There are only a few things that make me cry. My Dad will always hold high rank on that list. People are not permanent and yet it’s people and the memories we make with them who take up permanent residence in our hearts.
Right before my Dad was going to walking me down the aisle at my wedding this past June, I was weeping and laughing and weeping some more. I looked over at him and he was equally uncomposed, grinning and crying and grinning some more. Based on the current state of affairs that our tears were not subsiding any time soon, the last thing I told him with a teary-eyed smile was, “This is not good.” The two of us were a mess. But it was good. It was so, so good.
Our walk down the aisle was one of the best moments I’ve gotten to live. That moment will be one of those permanent things, residing in my heart forever.
As I get older and I come to the inevitable conclusion my time with my Dad and my Mom is not a permanent thing, it makes the work of being in a relationship with them feel a little lighter and less abrasive. I have not always been an easy daughter and I am not always an easy person to be in relationship with. “Complicated” would be an appropriate word to put here, or “unique” because that does sound less abrasive. Nevertheless, this shitty little fact of death makes me want to spend more time with them and make more time for them. I’m curious to learn their stories and their past; who they were before kids and mortgages happened to them, what they dreamed life would be like before life happened to them…

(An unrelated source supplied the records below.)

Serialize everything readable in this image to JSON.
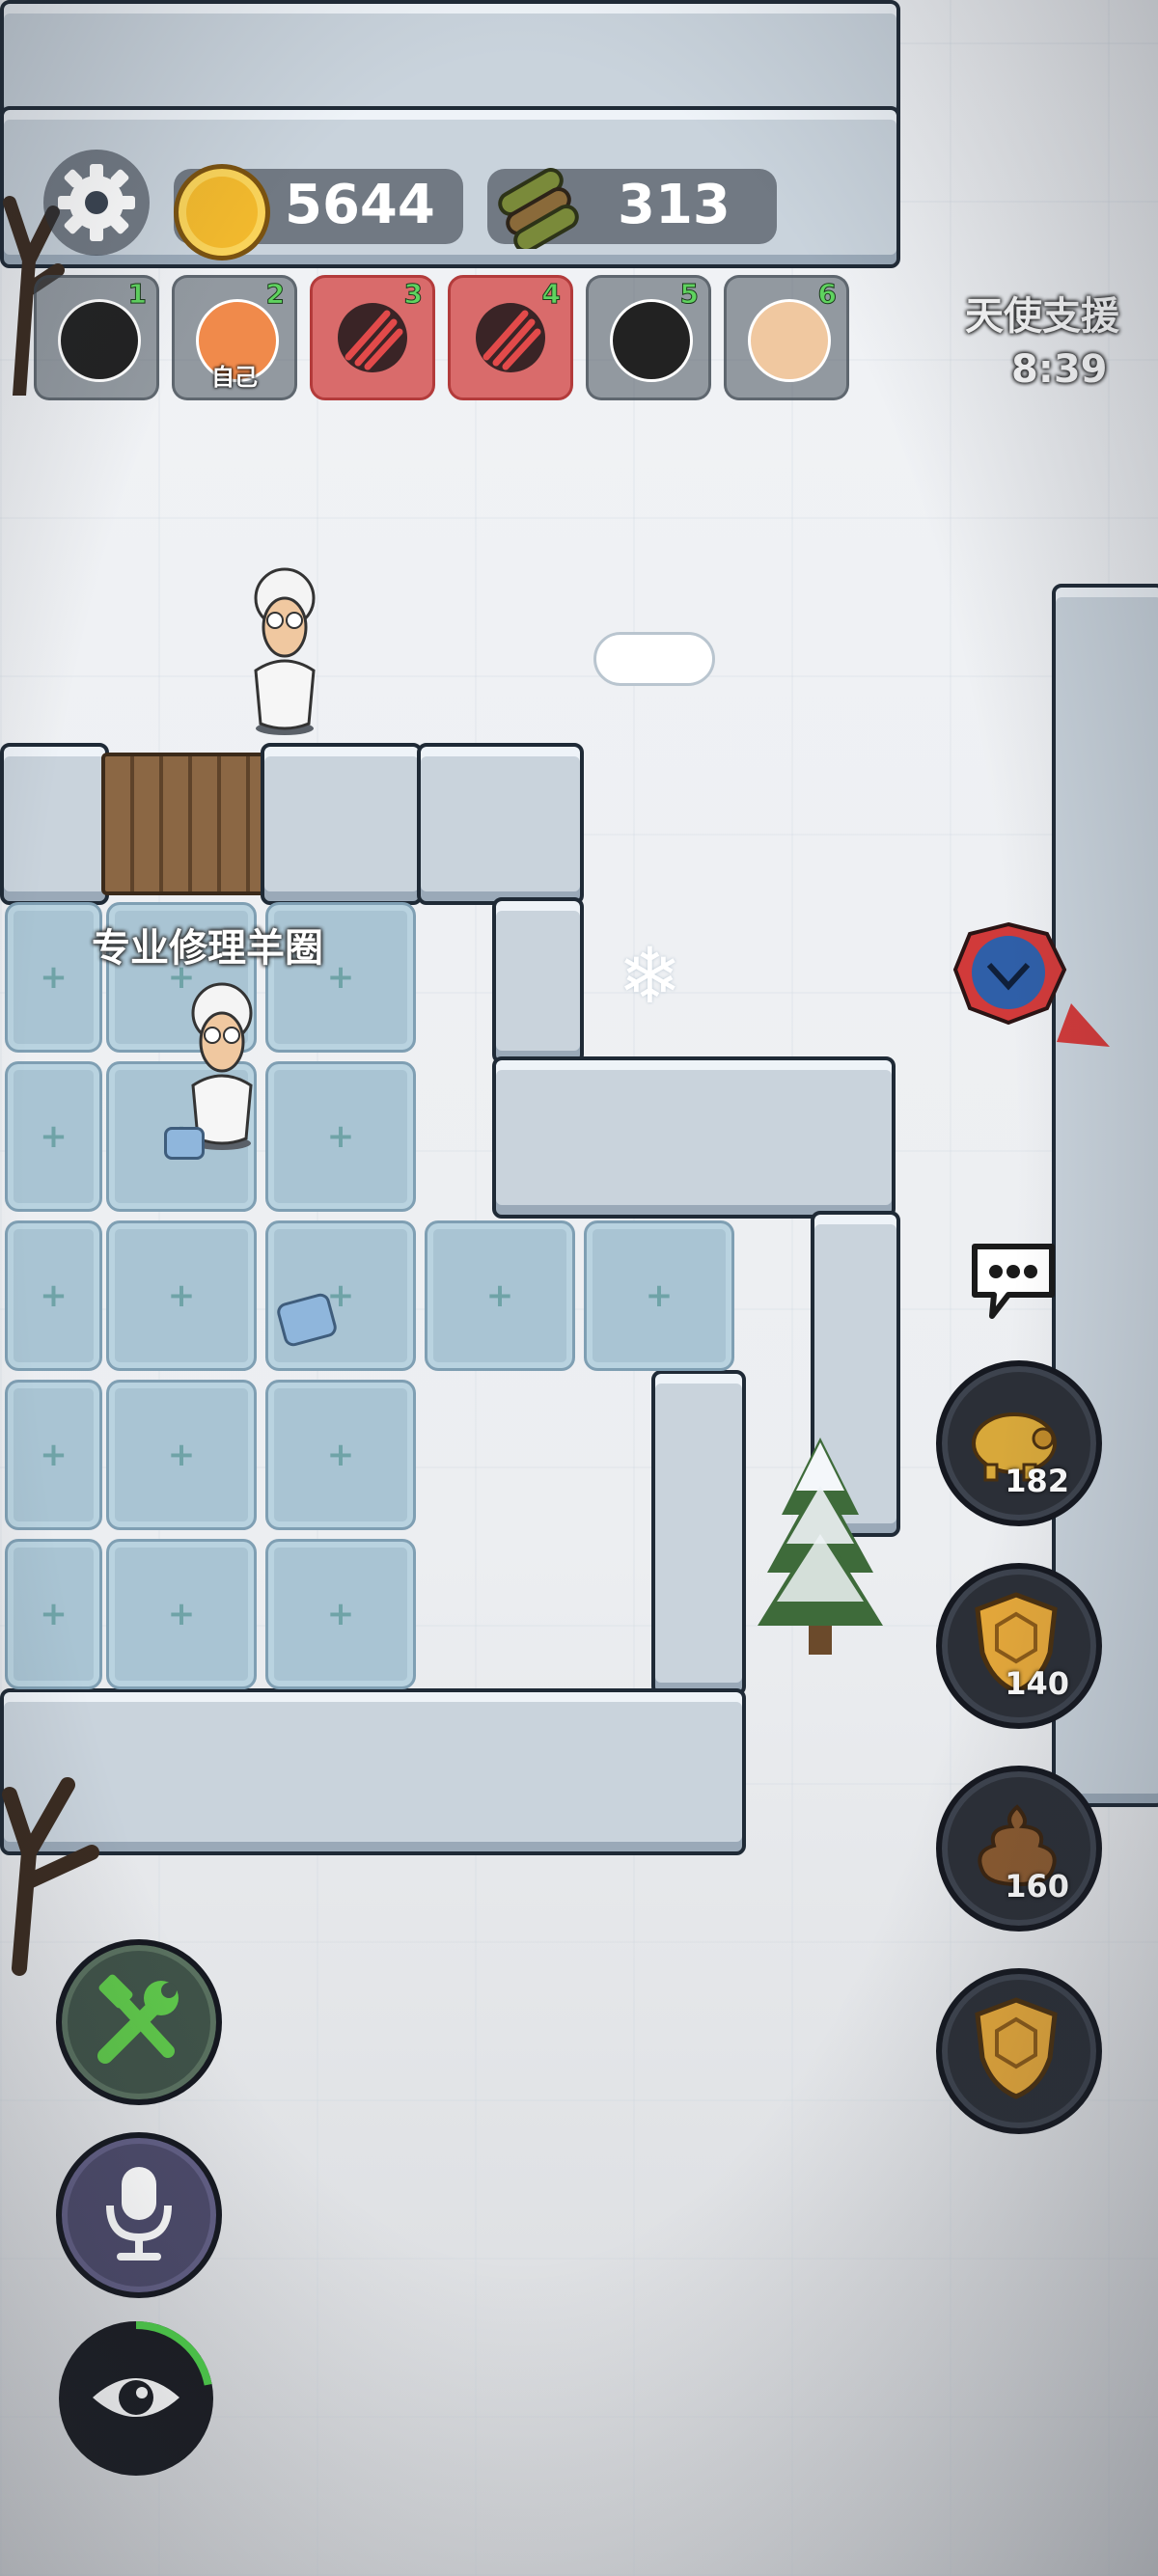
{
  "resources": {
    "gold": "5644",
    "wood": "313"
  },
  "players": [
    {
      "number": "1",
      "self_label": ""
    },
    {
      "number": "2",
      "self_label": "自己"
    },
    {
      "number": "3",
      "self_label": ""
    },
    {
      "number": "4",
      "self_label": ""
    },
    {
      "number": "5",
      "self_label": ""
    },
    {
      "number": "6",
      "self_label": ""
    }
  ],
  "event": {
    "title": "天使支援",
    "timer": "8:39"
  },
  "map": {
    "pen_label": "专业修理羊圈"
  },
  "right_buttons": {
    "pig_count": "182",
    "shield_count": "140",
    "poop_count": "160"
  },
  "progress": {
    "eye_ring_fraction": 0.22
  },
  "colors": {
    "danger_slot": "#d96b6b",
    "count_green": "#5fd35f",
    "wrench_button": "#3f5248",
    "mic_button": "#4c4a6a"
  }
}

I want to know what they were like when they were my age…What things are just the same and what things are so totally different? I want to know if they see themselves in me and Christopher and Miller? I want to know their regrets and their proudest moments. I want to know what and who is on their list of things that make them cry. I want to know who the people are that take up permanent place in their hearts.

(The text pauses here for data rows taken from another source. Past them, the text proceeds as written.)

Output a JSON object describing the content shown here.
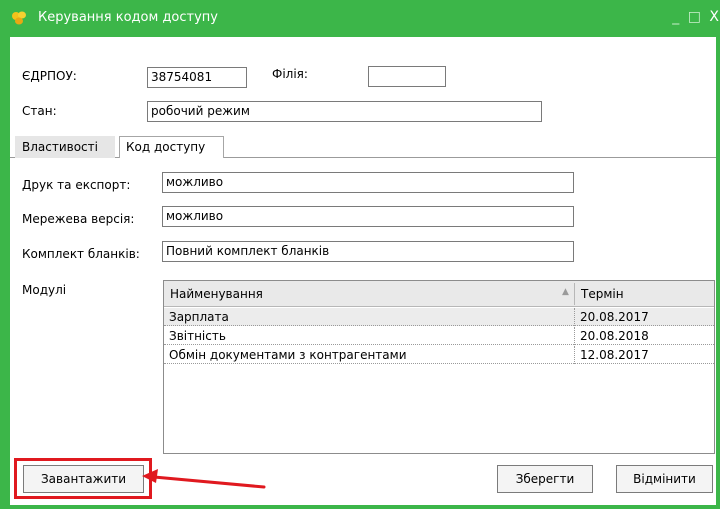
{
  "window": {
    "title": "Керування кодом доступу",
    "controls": [
      "_",
      "□",
      "X"
    ]
  },
  "header": {
    "edrpou_label": "ЄДРПОУ:",
    "edrpou_value": "38754081",
    "filiya_label": "Філія:",
    "filiya_value": "",
    "stan_label": "Стан:",
    "stan_value": "робочий режим"
  },
  "tabs": [
    {
      "label": "Властивості",
      "active": true
    },
    {
      "label": "Код доступу",
      "active": false
    }
  ],
  "properties": {
    "druk_label": "Друк та експорт:",
    "druk_value": "можливо",
    "merezheva_label": "Мережева версія:",
    "merezheva_value": "можливо",
    "komplekt_label": "Комплект бланків:",
    "komplekt_value": "Повний комплект бланків",
    "moduli_label": "Модулі"
  },
  "modules_table": {
    "columns": [
      "Найменування",
      "Термін"
    ],
    "sort_indicator": "▲",
    "rows": [
      {
        "name": "Зарплата",
        "term": "20.08.2017"
      },
      {
        "name": "Звітність",
        "term": "20.08.2018"
      },
      {
        "name": "Обмін документами з контрагентами",
        "term": "12.08.2017"
      }
    ]
  },
  "buttons": {
    "load_label": "Завантажити",
    "save_label": "Зберегти",
    "cancel_label": "Відмінити"
  },
  "colors": {
    "titlebar": "#3cb649",
    "highlight": "#e0191f"
  }
}
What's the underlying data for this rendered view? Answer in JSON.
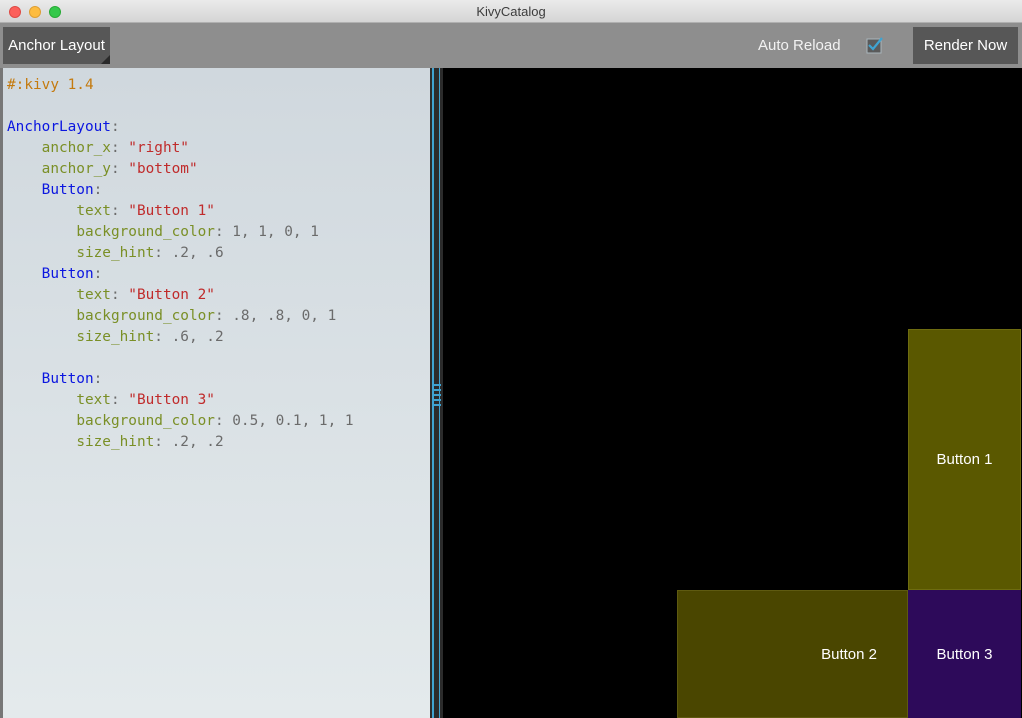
{
  "window": {
    "title": "KivyCatalog"
  },
  "toolbar": {
    "layout_button": "Anchor Layout",
    "auto_reload_label": "Auto Reload",
    "auto_reload_checked": true,
    "render_button": "Render Now"
  },
  "editor": {
    "lines": [
      [
        [
          "#:kivy 1.4",
          "comment"
        ]
      ],
      [],
      [
        [
          "AnchorLayout",
          "class"
        ],
        [
          ":",
          "plain"
        ]
      ],
      [
        [
          "    ",
          "plain"
        ],
        [
          "anchor_x",
          "prop"
        ],
        [
          ": ",
          "plain"
        ],
        [
          "\"right\"",
          "string"
        ]
      ],
      [
        [
          "    ",
          "plain"
        ],
        [
          "anchor_y",
          "prop"
        ],
        [
          ": ",
          "plain"
        ],
        [
          "\"bottom\"",
          "string"
        ]
      ],
      [
        [
          "    ",
          "plain"
        ],
        [
          "Button",
          "class"
        ],
        [
          ":",
          "plain"
        ]
      ],
      [
        [
          "        ",
          "plain"
        ],
        [
          "text",
          "prop"
        ],
        [
          ": ",
          "plain"
        ],
        [
          "\"Button 1\"",
          "string"
        ]
      ],
      [
        [
          "        ",
          "plain"
        ],
        [
          "background_color",
          "prop"
        ],
        [
          ": 1, 1, 0, 1",
          "plain"
        ]
      ],
      [
        [
          "        ",
          "plain"
        ],
        [
          "size_hint",
          "prop"
        ],
        [
          ": .2, .6",
          "plain"
        ]
      ],
      [
        [
          "    ",
          "plain"
        ],
        [
          "Button",
          "class"
        ],
        [
          ":",
          "plain"
        ]
      ],
      [
        [
          "        ",
          "plain"
        ],
        [
          "text",
          "prop"
        ],
        [
          ": ",
          "plain"
        ],
        [
          "\"Button 2\"",
          "string"
        ]
      ],
      [
        [
          "        ",
          "plain"
        ],
        [
          "background_color",
          "prop"
        ],
        [
          ": .8, .8, 0, 1",
          "plain"
        ]
      ],
      [
        [
          "        ",
          "plain"
        ],
        [
          "size_hint",
          "prop"
        ],
        [
          ": .6, .2",
          "plain"
        ]
      ],
      [],
      [
        [
          "    ",
          "plain"
        ],
        [
          "Button",
          "class"
        ],
        [
          ":",
          "plain"
        ]
      ],
      [
        [
          "        ",
          "plain"
        ],
        [
          "text",
          "prop"
        ],
        [
          ": ",
          "plain"
        ],
        [
          "\"Button 3\"",
          "string"
        ]
      ],
      [
        [
          "        ",
          "plain"
        ],
        [
          "background_color",
          "prop"
        ],
        [
          ": 0.5, 0.1, 1, 1",
          "plain"
        ]
      ],
      [
        [
          "        ",
          "plain"
        ],
        [
          "size_hint",
          "prop"
        ],
        [
          ": .2, .2",
          "plain"
        ]
      ]
    ]
  },
  "preview": {
    "buttons": [
      {
        "label": "Button 1"
      },
      {
        "label": "Button 2"
      },
      {
        "label": "Button 3"
      }
    ]
  },
  "colors": {
    "accent": "#3fa3d1",
    "toolbar_bg": "#8e8e8e",
    "button_bg": "#575757"
  }
}
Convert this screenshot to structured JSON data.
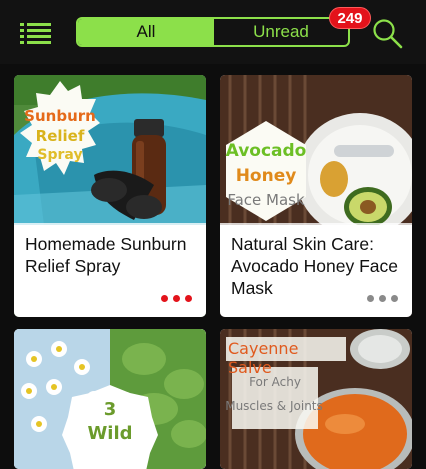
{
  "header": {
    "tabs": [
      {
        "label": "All",
        "selected": true
      },
      {
        "label": "Unread",
        "selected": false
      }
    ],
    "unread_count": "249",
    "accent_color": "#8ce04a",
    "badge_color": "#e3131b",
    "icons": {
      "menu": "list-menu-icon",
      "search": "search-icon"
    }
  },
  "cards": [
    {
      "title": "Homemade Sunburn Relief Spray",
      "image_text": [
        "Sunburn",
        "Relief",
        "Spray"
      ],
      "unread": true
    },
    {
      "title": "Natural Skin Care: Avocado Honey Face Mask",
      "image_text": [
        "Avocado",
        "Honey",
        "Face Mask"
      ],
      "unread": false
    },
    {
      "title": "",
      "image_text": [
        "3",
        "Wild"
      ],
      "unread": null
    },
    {
      "title": "",
      "image_text": [
        "Cayenne Salve",
        "For Achy",
        "Muscles & Joints"
      ],
      "unread": null
    }
  ],
  "dot_colors": {
    "unread": "#e3131b",
    "read": "#8a8a8a"
  }
}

I had a thought the other day… I’ve lived 27 years of my life thinking I knew my parents and I hope that as I get older, I can have 27 more years with those two hooligans to actually get to know them. If I remember correctly, I did have that thought while on the toilet. That seems appropriate as I come from a very “digestively active” family if you know what I mean.

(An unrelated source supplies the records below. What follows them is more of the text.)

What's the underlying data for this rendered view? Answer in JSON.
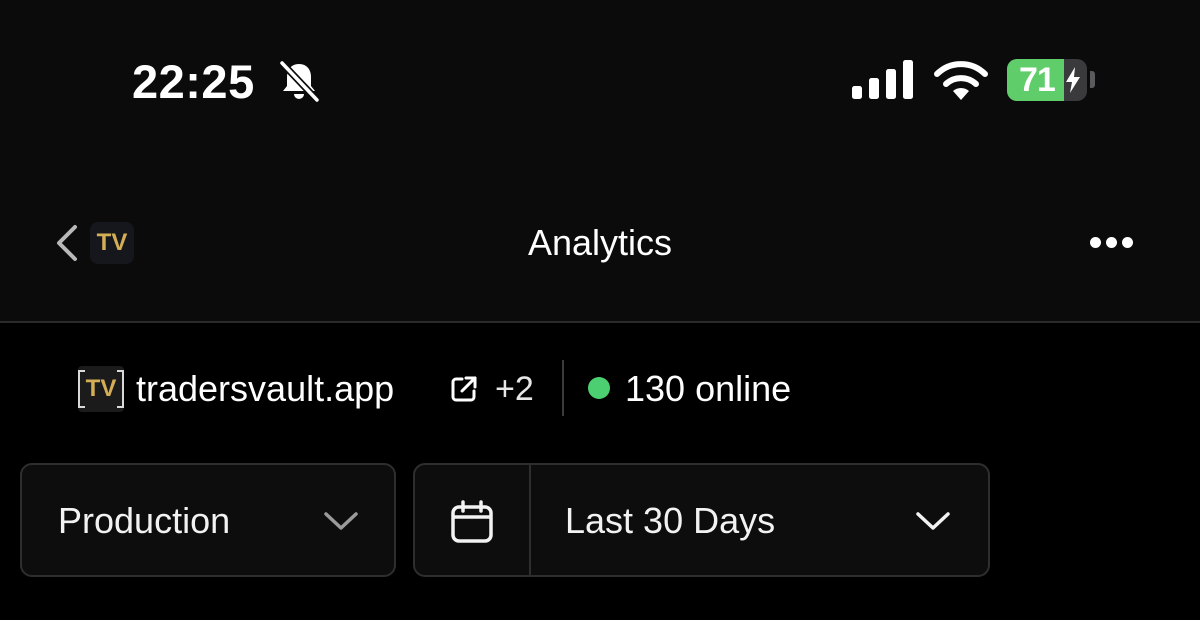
{
  "status_bar": {
    "time": "22:25",
    "battery_percent": 71,
    "battery_label": "71",
    "icons": [
      "bell-slash-icon",
      "cellular-signal-icon",
      "wifi-icon",
      "battery-charging-icon"
    ]
  },
  "nav": {
    "logo_text": "TV",
    "title": "Analytics",
    "icons": [
      "chevron-left-icon",
      "more-horizontal-icon"
    ]
  },
  "site": {
    "logo_text": "TV",
    "name": "tradersvault.app",
    "extra_count": "+2",
    "online": "130 online",
    "icons": [
      "external-link-icon",
      "online-status-dot"
    ]
  },
  "filters": {
    "environment": "Production",
    "date_range": "Last 30 Days",
    "icons": [
      "chevron-down-icon",
      "calendar-icon"
    ]
  },
  "colors": {
    "background": "#000000",
    "header_background": "#0b0b0b",
    "brand_gold": "#d4ae56",
    "online_green": "#4ccf70",
    "battery_green": "#5fcd6a",
    "border": "#2e2e2e"
  }
}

So theres that about this…
I’m going to go and call my Dad now. He either won’t answer because he is in a meeting or he will pick up the phone and say, “Wellllllll hello little daughter!” to which I’ll respond, “Hellooooooo little daddy!” and we will talk about nothing and everything and it will be good.
Questions for your whole heart:
Who takes up permanent residence in your heart? What are those stories and memories? What would it be like to spend time writing some of them down and/or sharing them?
Do you find your heart treats your tears as a blessing or a curse? How come?
What story comes up as you think about your Dad? What's that story trying to tell you?